The host’s interruptions of the token conservative are not just to challenge facts or opinion.  On two occasions, MPR’s Miller interrupts Republican Golnik to defend Democrat Governor Dayton—on the Vikings Stadium [30:22] and on MPR News’ sponsor MNsure.

Nobody’s mistaken Keri Miller for a non-biased journalist in 25 years; she’s about as balanced as Bill O’Reilly. 

But Glahn notes that, yes, MNSure – an agency of the government of the state of Minnesota – sponsors MPR News. 

So now, we get the news that the directors of MNSure and Minnesota’s Medicaid director took a vacation to Costa Rica together (as the MNSure site was debuting to terrible reviews). 

Now, is there a conflict of interest, here?  Knowing that if MNSure actually does crater, its victims clients will likely get thrown into Medicaid?   I don’t know – yet.  But I’ll find out. 

If there were a problem (and MPR’s coverage so far seems to tell us “nothing to see here, move along, people“), would MPR be the one to tell us? 

Along with their acceptance of funding from the Joyce Foundation – the major funder of anti-gun-rights organizations in the US – specifically to provide gun-related content (and biased, slanted anti-gun content at that), I have to ask; when do people who care about actual journalism start asking questions about these financial entanglements?

The Media/Non-Profit Racket

Tuesday, November 19th, 2013

In past months, I’ve showed you how not only big-media-alum group-blog MinnPost, but “No Rant, No Slant” Minnesota Public Radio are on the take from the Joyce Foundation – which funds “Protect MN”, the anti-rights group run by Rep.

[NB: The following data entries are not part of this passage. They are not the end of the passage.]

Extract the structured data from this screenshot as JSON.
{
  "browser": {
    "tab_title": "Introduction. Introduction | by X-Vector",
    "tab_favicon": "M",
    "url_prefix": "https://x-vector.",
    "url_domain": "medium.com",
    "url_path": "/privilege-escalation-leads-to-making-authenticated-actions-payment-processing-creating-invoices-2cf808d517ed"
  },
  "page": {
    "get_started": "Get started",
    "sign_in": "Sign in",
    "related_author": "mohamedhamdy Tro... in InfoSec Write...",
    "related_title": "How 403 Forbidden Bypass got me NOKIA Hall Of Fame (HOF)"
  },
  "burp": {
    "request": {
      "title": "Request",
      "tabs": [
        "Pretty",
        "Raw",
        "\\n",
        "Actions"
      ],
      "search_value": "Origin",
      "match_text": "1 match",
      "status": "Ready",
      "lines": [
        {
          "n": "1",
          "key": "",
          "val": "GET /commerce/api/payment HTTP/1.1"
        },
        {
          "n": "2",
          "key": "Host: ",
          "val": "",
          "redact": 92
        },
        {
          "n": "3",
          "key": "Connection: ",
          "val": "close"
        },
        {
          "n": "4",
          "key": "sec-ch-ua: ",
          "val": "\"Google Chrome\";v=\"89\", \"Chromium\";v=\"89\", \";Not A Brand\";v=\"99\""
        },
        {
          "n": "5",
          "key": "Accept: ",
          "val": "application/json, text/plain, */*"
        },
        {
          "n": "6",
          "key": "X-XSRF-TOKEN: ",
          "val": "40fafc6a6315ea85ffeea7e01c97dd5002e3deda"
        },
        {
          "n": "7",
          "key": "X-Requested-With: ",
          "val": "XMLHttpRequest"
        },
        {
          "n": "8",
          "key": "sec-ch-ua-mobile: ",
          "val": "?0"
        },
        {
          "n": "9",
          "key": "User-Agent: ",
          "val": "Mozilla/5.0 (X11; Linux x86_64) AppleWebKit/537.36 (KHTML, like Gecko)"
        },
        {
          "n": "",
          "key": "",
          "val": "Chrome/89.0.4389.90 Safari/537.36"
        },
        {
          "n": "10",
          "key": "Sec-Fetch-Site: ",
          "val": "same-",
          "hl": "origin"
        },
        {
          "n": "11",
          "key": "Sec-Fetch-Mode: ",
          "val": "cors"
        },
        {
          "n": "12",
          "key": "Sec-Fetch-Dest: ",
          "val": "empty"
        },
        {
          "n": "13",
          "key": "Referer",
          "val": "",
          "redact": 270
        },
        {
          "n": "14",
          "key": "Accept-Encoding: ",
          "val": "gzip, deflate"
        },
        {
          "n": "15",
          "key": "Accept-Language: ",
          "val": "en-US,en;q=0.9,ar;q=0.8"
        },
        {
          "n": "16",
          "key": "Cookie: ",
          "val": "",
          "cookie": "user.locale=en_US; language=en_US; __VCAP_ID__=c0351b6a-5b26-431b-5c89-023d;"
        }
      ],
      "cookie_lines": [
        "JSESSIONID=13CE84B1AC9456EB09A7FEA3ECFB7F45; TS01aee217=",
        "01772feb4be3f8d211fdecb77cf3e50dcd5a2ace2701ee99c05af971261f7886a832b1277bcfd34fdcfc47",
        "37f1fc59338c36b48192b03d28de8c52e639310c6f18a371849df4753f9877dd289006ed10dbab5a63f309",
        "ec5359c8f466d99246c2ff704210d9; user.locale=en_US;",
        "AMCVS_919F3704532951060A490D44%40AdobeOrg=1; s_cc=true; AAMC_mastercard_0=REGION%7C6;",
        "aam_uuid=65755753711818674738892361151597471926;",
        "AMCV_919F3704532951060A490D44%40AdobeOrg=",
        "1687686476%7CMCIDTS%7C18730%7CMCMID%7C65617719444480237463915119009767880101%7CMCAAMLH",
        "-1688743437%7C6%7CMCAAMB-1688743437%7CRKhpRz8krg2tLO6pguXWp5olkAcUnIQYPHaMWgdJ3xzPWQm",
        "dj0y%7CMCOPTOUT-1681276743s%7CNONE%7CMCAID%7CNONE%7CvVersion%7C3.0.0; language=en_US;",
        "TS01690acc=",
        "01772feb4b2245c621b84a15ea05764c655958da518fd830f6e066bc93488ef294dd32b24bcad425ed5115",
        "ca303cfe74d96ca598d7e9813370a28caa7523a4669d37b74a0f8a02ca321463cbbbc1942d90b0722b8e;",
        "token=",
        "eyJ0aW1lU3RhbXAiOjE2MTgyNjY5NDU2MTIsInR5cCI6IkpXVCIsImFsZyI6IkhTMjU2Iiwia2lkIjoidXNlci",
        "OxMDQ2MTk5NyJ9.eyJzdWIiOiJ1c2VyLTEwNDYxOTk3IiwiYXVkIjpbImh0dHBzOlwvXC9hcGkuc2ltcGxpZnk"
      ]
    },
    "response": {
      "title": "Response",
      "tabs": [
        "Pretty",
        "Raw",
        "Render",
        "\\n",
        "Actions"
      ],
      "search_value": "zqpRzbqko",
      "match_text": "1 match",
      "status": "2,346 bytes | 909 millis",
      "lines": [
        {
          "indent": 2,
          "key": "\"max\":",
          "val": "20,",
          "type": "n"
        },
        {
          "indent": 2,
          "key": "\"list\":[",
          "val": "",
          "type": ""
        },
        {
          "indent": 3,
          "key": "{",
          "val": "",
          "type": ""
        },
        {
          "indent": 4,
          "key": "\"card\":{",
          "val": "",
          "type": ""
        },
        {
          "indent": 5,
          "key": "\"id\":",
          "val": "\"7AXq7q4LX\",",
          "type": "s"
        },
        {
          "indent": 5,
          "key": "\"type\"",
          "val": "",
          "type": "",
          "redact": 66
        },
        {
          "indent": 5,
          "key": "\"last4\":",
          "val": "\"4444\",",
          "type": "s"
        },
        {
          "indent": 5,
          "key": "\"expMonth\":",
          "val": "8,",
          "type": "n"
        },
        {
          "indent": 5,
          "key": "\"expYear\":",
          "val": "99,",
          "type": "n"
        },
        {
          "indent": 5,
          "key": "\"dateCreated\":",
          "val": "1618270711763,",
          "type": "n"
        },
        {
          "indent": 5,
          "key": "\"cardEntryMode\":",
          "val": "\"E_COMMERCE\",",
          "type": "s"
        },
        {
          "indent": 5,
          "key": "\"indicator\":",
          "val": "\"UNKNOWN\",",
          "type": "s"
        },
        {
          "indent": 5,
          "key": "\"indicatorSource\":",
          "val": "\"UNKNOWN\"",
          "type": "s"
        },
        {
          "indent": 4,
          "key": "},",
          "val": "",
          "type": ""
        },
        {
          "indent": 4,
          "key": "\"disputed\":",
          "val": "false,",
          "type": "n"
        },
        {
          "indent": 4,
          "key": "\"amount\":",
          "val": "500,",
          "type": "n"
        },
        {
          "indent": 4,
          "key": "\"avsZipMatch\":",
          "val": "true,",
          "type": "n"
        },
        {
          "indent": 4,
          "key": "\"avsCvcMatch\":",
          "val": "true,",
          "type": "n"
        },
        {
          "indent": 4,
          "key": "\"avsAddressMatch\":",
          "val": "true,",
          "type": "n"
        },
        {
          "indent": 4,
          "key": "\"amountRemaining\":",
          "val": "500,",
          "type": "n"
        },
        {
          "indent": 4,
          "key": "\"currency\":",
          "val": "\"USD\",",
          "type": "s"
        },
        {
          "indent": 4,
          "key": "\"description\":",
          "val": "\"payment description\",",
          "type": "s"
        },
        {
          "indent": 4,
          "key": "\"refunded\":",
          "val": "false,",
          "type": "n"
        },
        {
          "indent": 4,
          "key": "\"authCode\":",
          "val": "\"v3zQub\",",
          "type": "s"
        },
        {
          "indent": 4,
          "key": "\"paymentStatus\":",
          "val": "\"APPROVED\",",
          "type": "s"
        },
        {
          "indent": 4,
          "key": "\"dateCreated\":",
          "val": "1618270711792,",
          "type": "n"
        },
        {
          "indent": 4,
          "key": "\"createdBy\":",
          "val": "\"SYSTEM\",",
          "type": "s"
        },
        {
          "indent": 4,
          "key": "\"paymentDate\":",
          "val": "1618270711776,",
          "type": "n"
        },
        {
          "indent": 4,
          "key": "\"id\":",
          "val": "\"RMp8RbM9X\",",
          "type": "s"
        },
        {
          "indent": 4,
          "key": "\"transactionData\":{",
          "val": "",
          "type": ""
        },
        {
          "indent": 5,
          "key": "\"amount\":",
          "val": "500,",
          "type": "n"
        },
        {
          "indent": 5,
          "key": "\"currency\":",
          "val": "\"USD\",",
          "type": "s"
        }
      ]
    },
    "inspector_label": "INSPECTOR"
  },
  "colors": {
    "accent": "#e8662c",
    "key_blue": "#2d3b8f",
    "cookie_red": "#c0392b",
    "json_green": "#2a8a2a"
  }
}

Heather Martens.  I speculated that it might be the reason that MPR has been so incurious about Martens’ astroturf group, and why the MinnPost – with all its pretenses to legitimate journalism – spent the past year giving Martens a public tongue bath.

I asked – does this involvement go any higher in the Twin Cities’ “progressive” political world?

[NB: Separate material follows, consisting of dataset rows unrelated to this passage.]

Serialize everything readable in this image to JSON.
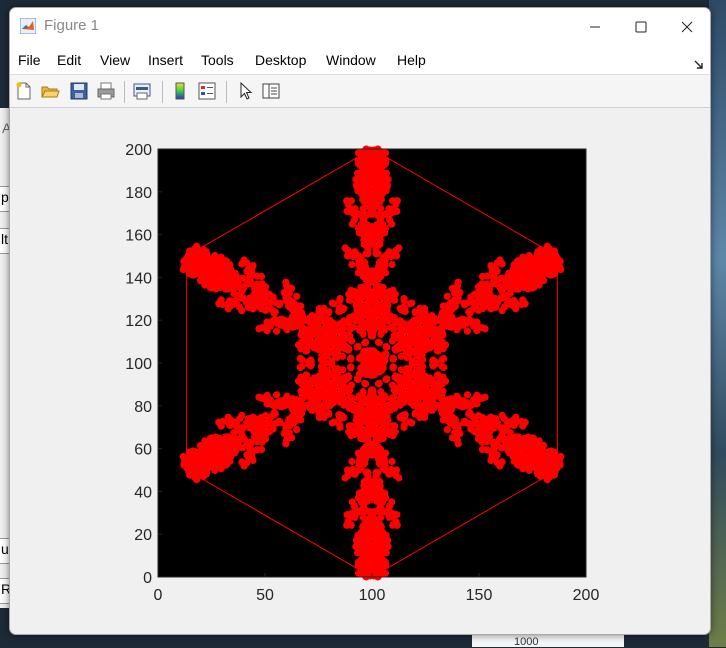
{
  "window": {
    "title": "Figure 1"
  },
  "menu": [
    "File",
    "Edit",
    "View",
    "Insert",
    "Tools",
    "Desktop",
    "Window",
    "Help"
  ],
  "toolbar": [
    "new-figure-icon",
    "open-folder-icon",
    "save-icon",
    "print-icon",
    "print-preview-icon",
    "colorbar-icon",
    "legend-icon",
    "pointer-icon",
    "property-editor-icon"
  ],
  "background_fragments": [
    "A",
    "p",
    "lt",
    "ur",
    "R",
    "1000"
  ],
  "colors": {
    "plot_bg": "#000000",
    "shape": "#ff0000",
    "hexagon": "#ff0000"
  },
  "chart_data": {
    "type": "scatter",
    "title": "",
    "xlabel": "",
    "ylabel": "",
    "xlim": [
      0,
      200
    ],
    "ylim": [
      0,
      200
    ],
    "xticks": [
      0,
      50,
      100,
      150,
      200
    ],
    "yticks": [
      0,
      20,
      40,
      60,
      80,
      100,
      120,
      140,
      160,
      180,
      200
    ],
    "grid": false,
    "hexagon_vertices": [
      [
        100,
        200
      ],
      [
        186.6,
        150
      ],
      [
        186.6,
        50
      ],
      [
        100,
        0
      ],
      [
        13.4,
        50
      ],
      [
        13.4,
        150
      ]
    ],
    "center": [
      100,
      100
    ],
    "description_points": "dense red fractal snowflake point cloud with six-fold symmetry centered at (100,100), arms reaching each hexagon vertex"
  }
}
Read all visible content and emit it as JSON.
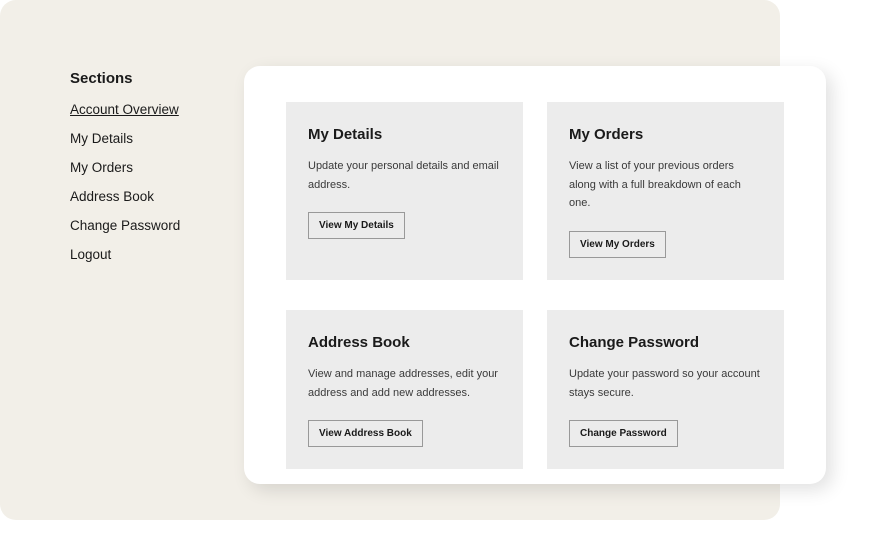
{
  "sidebar": {
    "title": "Sections",
    "items": [
      {
        "label": "Account Overview",
        "active": true
      },
      {
        "label": "My Details",
        "active": false
      },
      {
        "label": "My Orders",
        "active": false
      },
      {
        "label": "Address Book",
        "active": false
      },
      {
        "label": "Change Password",
        "active": false
      },
      {
        "label": "Logout",
        "active": false
      }
    ]
  },
  "cards": [
    {
      "title": "My Details",
      "description": "Update your personal details and email address.",
      "button": "View My Details"
    },
    {
      "title": "My Orders",
      "description": "View a list of your previous orders along with a full breakdown of each one.",
      "button": "View My Orders"
    },
    {
      "title": "Address Book",
      "description": "View and manage addresses, edit your address and add new addresses.",
      "button": "View Address Book"
    },
    {
      "title": "Change Password",
      "description": "Update your password so your account stays secure.",
      "button": "Change Password"
    }
  ]
}
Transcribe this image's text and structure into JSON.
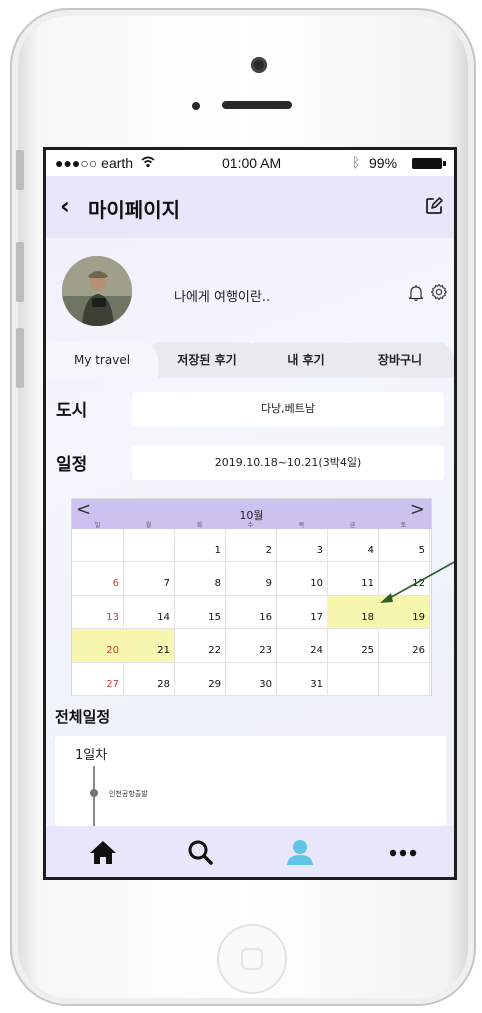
{
  "status_bar": {
    "carrier": "●●●○○ earth",
    "wifi_icon": "wifi-icon",
    "time": "01:00 AM",
    "bluetooth_icon": "bluetooth-icon",
    "battery": "99%"
  },
  "header": {
    "back": "‹",
    "title": "마이페이지",
    "edit_icon": "edit-icon"
  },
  "profile": {
    "bio": "나에게 여행이란..",
    "bell_icon": "bell-icon",
    "settings_icon": "gear-icon"
  },
  "tabs": [
    {
      "label": "My travel",
      "active": true
    },
    {
      "label": "저장된 후기",
      "active": false
    },
    {
      "label": "내 후기",
      "active": false
    },
    {
      "label": "장바구니",
      "active": false
    }
  ],
  "city": {
    "label": "도시",
    "value": "다낭,베트남"
  },
  "schedule": {
    "label": "일정",
    "value": "2019.10.18~10.21(3박4일)"
  },
  "calendar": {
    "prev": "<",
    "month": "10월",
    "next": ">",
    "weekdays": [
      "일",
      "월",
      "화",
      "수",
      "목",
      "금",
      "토"
    ],
    "weeks": [
      [
        "",
        "",
        "1",
        "2",
        "3",
        "4",
        "5"
      ],
      [
        "6",
        "7",
        "8",
        "9",
        "10",
        "11",
        "12"
      ],
      [
        "13",
        "14",
        "15",
        "16",
        "17",
        "18",
        "19"
      ],
      [
        "20",
        "21",
        "22",
        "23",
        "24",
        "25",
        "26"
      ],
      [
        "27",
        "28",
        "29",
        "30",
        "31",
        "",
        ""
      ]
    ],
    "highlighted": [
      "18",
      "19",
      "20",
      "21"
    ],
    "accent_color": "#cbc2ef",
    "highlight_color": "#f7f6ae"
  },
  "itinerary": {
    "title": "전체일정",
    "day": "1일차",
    "first_stop": "인천공항출발"
  },
  "tabbar": [
    {
      "icon": "home-icon",
      "active": false
    },
    {
      "icon": "search-icon",
      "active": false
    },
    {
      "icon": "user-icon",
      "active": true
    },
    {
      "icon": "more-icon",
      "active": false
    }
  ],
  "colors": {
    "header_bg": "#e8e6fb",
    "active_tab_icon": "#5fc4e6",
    "arrow": "#2d5e2e"
  }
}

I asked, and Bill Glahn answered – ten months ago.  Joyce is a huge financial backer of “Take Action MN”, a non-profit that verges on being a political party in its own right, a descendent of “Progressive Minnesota”, which had its own unseemly connections with “non-partisan” institutions.

Glahn:

The Joyce Foundation of Chicago, Illinois, was founded by Iowa lumber heiress Beatrice Joyce Kean.  This $760 million foundation has been involved with TakeAction since near the beginning of the Minnesota non-profit’s existence.  Joyce’s 2006 Annual Report (p. 25) shows a grant of $350,000 to be paid out to TakeAction over two years, “To develop and promote a political reform agenda focused on campaign finance, judicial, and voting rights reforms.”
Joyce’s 2009 IRS Form 990 reveals that the $350,000 grant to the 501(c)(3) TakeAction Minnesota Education Fund was renewed in 2008 for two additional years, “for ongoing efforts to reform and strengthen democracy in Minnesota.”[12]
Joyce’s 2011 IRS Form 990 reveals that, yet again, the $350,000 grant to the TakeAction Education Fund was renewed in 2010 for two additional years, “For advancing a political reform agenda that encompasses election administration, voting rights, campaign finance, redistricting, and judicial independence.”[13]

The Joyce Foundation’s website indicates that the TakeAction Education Fund received an additional $150,000 in 2012 for one year, “For advancing a democracy reform agenda using legislation, community organizing, movement building, coalition work, and unexpected alliances.”
Unexpected alliances?  In any event, the seven-year total of grants from the Joyce Foundation to TakeAction equals $1,200,000.

So let’s break this down:  The Joyce Foundation heavily sponsors “Progressive” non-profits, including “Take Action MN”, “Protect MN”, and (I strongly suspect) “Common Cause MN”.

And they pour money into at least two “non-profit” Minnesota media outlets that have pretensions to respectability; Minnesota Public Radio and the MinnPost.

I’ve sought comment from both organizations in the past, without success.  I’ll try again.

All of this carefully obfuscated money going to support “campaign finance…reforms” is one thing.

Going to buy friendly media coverage?

And finding willing takers, in an industry whose “code of ethics” tells journalists who avoid financial entanglements in their “journalism?”